Networked software is often built using a service-oriented architecture, but networked machine learning applications may be easier to manage using a different programming style.
What's new: Andrei Paleyes, Christian Cabrera, and Neil D. Lawrence at University of Cambridge compared the work required to build a business-oriented machine learning program using a service oriented architecture (SOA) and flow-based programming (FBP).
Key insight: SOA divides a program into services — bundles of functions and memory for, say, navigation, payment processing, and collecting customer ratings in a ride-sharing app — connected to a central hub that passes messages among them. In this arrangement, machine learning applications that draw on large databases generate a high volume of messages, which can require a lot of computation and time spent debugging. FBP, by contrast, conceives a program as a network of functions, or nodes, that exchange data directly with one another. This approach cuts the amount of communication required and makes it easier to track data paths, making it easier to build efficient machine learning programs.

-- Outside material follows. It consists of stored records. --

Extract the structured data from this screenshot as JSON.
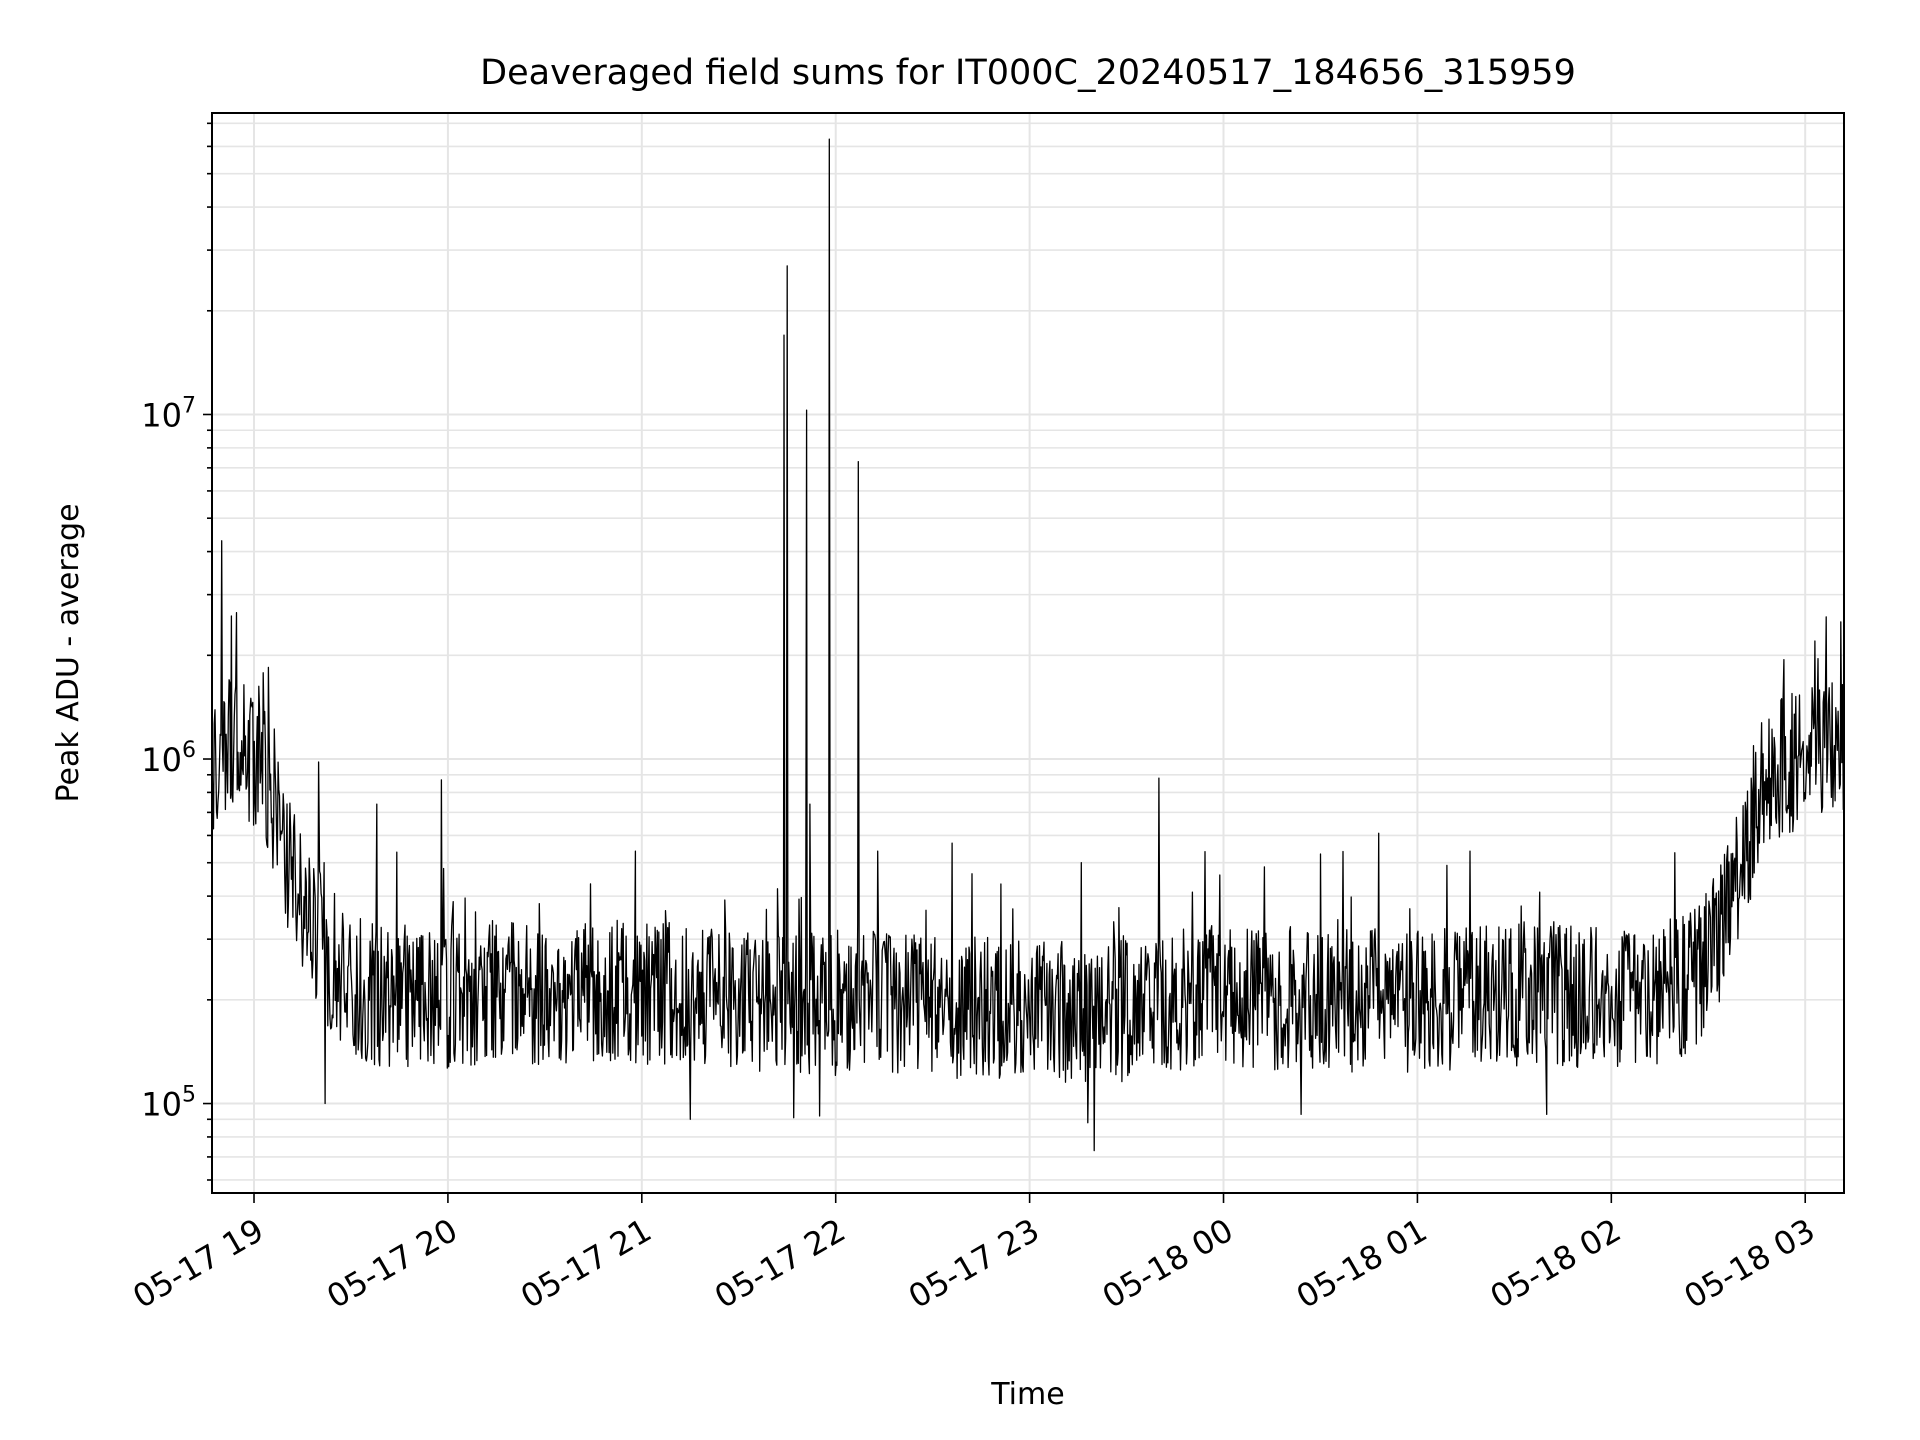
{
  "chart_data": {
    "type": "line",
    "title": "Deaveraged field sums for IT000C_20240517_184656_315959",
    "xlabel": "Time",
    "ylabel": "Peak ADU - average",
    "yscale": "log",
    "ylim": [
      55000,
      75000000
    ],
    "xlim": [
      "2024-05-17 18:47",
      "2024-05-18 03:12"
    ],
    "grid": true,
    "line_color": "#000000",
    "grid_color": "#e5e5e5",
    "x_tick_labels": [
      "05-17 19",
      "05-17 20",
      "05-17 21",
      "05-17 22",
      "05-17 23",
      "05-18 00",
      "05-18 01",
      "05-18 02",
      "05-18 03"
    ],
    "y_tick_labels": [
      {
        "value": 100000,
        "base": "10",
        "exp": "5"
      },
      {
        "value": 1000000,
        "base": "10",
        "exp": "6"
      },
      {
        "value": 10000000,
        "base": "10",
        "exp": "7"
      }
    ],
    "baseline": [
      [
        "2024-05-17 18:47",
        1000000
      ],
      [
        "2024-05-17 18:52",
        1150000
      ],
      [
        "2024-05-17 18:57",
        1100000
      ],
      [
        "2024-05-17 19:02",
        1000000
      ],
      [
        "2024-05-17 19:06",
        700000
      ],
      [
        "2024-05-17 19:12",
        450000
      ],
      [
        "2024-05-17 19:18",
        330000
      ],
      [
        "2024-05-17 19:24",
        260000
      ],
      [
        "2024-05-17 19:30",
        220000
      ],
      [
        "2024-05-17 19:40",
        205000
      ],
      [
        "2024-05-17 20:00",
        205000
      ],
      [
        "2024-05-17 20:30",
        210000
      ],
      [
        "2024-05-17 21:00",
        210000
      ],
      [
        "2024-05-17 21:30",
        200000
      ],
      [
        "2024-05-17 22:00",
        195000
      ],
      [
        "2024-05-17 22:30",
        190000
      ],
      [
        "2024-05-17 23:00",
        185000
      ],
      [
        "2024-05-17 23:20",
        180000
      ],
      [
        "2024-05-17 23:40",
        195000
      ],
      [
        "2024-05-18 00:00",
        205000
      ],
      [
        "2024-05-18 00:30",
        200000
      ],
      [
        "2024-05-18 01:00",
        200000
      ],
      [
        "2024-05-18 01:30",
        205000
      ],
      [
        "2024-05-18 02:00",
        200000
      ],
      [
        "2024-05-18 02:15",
        205000
      ],
      [
        "2024-05-18 02:25",
        230000
      ],
      [
        "2024-05-18 02:33",
        300000
      ],
      [
        "2024-05-18 02:40",
        480000
      ],
      [
        "2024-05-18 02:45",
        750000
      ],
      [
        "2024-05-18 02:50",
        950000
      ],
      [
        "2024-05-18 03:00",
        1000000
      ],
      [
        "2024-05-18 03:12",
        1150000
      ]
    ],
    "spikes": [
      [
        "2024-05-17 18:50",
        4300000
      ],
      [
        "2024-05-17 18:53",
        2600000
      ],
      [
        "2024-05-17 18:59",
        1500000
      ],
      [
        "2024-05-17 19:20",
        980000
      ],
      [
        "2024-05-17 19:38",
        740000
      ],
      [
        "2024-05-17 19:58",
        870000
      ],
      [
        "2024-05-17 20:58",
        540000
      ],
      [
        "2024-05-17 21:15",
        390000
      ],
      [
        "2024-05-17 21:42",
        420000
      ],
      [
        "2024-05-17 21:44",
        17000000
      ],
      [
        "2024-05-17 21:45",
        27000000
      ],
      [
        "2024-05-17 21:51",
        10300000
      ],
      [
        "2024-05-17 21:52",
        740000
      ],
      [
        "2024-05-17 21:58",
        63000000
      ],
      [
        "2024-05-17 22:07",
        7300000
      ],
      [
        "2024-05-17 22:13",
        540000
      ],
      [
        "2024-05-17 22:36",
        570000
      ],
      [
        "2024-05-17 23:16",
        500000
      ],
      [
        "2024-05-17 23:40",
        880000
      ],
      [
        "2024-05-18 00:30",
        530000
      ],
      [
        "2024-05-18 02:36",
        560000
      ],
      [
        "2024-05-18 03:03",
        2200000
      ],
      [
        "2024-05-18 03:11",
        2500000
      ]
    ],
    "dips": [
      [
        "2024-05-17 19:22",
        100000
      ],
      [
        "2024-05-17 21:15",
        90000
      ],
      [
        "2024-05-17 21:47",
        91000
      ],
      [
        "2024-05-17 21:55",
        92000
      ],
      [
        "2024-05-17 23:18",
        88000
      ],
      [
        "2024-05-17 23:20",
        73000
      ],
      [
        "2024-05-18 00:24",
        93000
      ],
      [
        "2024-05-18 01:40",
        93000
      ]
    ]
  }
}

How it works: Over three phases of development, the authors used SOA and FBT to implement taxi-booking applications that took advantage of machine learning. Then they measured the impact of each programming approach on code size, ease of revision, and code complexity.
- In Phase 1, the authors built separate modules that assigned drivers to incoming ride requests, kept track of rides, updated information such as passenger pickup and drop-off times, and measured passenger wait times. SOA called for rider and driver services, while FBP required nodes to handle the interactions among each data stream, such as allocating a ride or calculating the wait time.
- In Phase 2, they added the ability to collect simulated ride requests, driver locations, and rider wait times. Using SOA, they built a new service and modified each previous service to collect the data. Using FBP, they added a node to capture these inputs and outputs.
- In Phase 3, they added a machine learning model trained to estimate passenger wait times using the data collected in Phase 2. The changes required in both approaches were similar. Using FBP, they added a node; using SOA, they added a service.
Results: Both approaches showed distinct benefits. FBP produced a better cognitive complexity score (a measurement of how difficult a code is to understand, where higher is more difficult) in all phases of development. For instance, in Phase 3, FPB scored 1.4 while SOA scored 2.0. On the other hand, the SOA code was easier to revise and less complex in all phases of development. (The authors point out that SOA may have scored higher because it’s more widely used and many libraries exist to reduce code size and complexity. With similar libraries, FBT might catch up.)
Why it matters: FBP provided a better developer experience during data collection, according to the authors’ subjective evaluation. This would allow developers to spend more time optimizing data capture and quality. In addition, reducing the expertise required for data collection could enable machine learning engineers to play a bigger role in that process and improve a model’s performance from the data up.
We’re thinking: Given the ambiguous results, going with the flow might mean sticking with the more familiar SOA approach.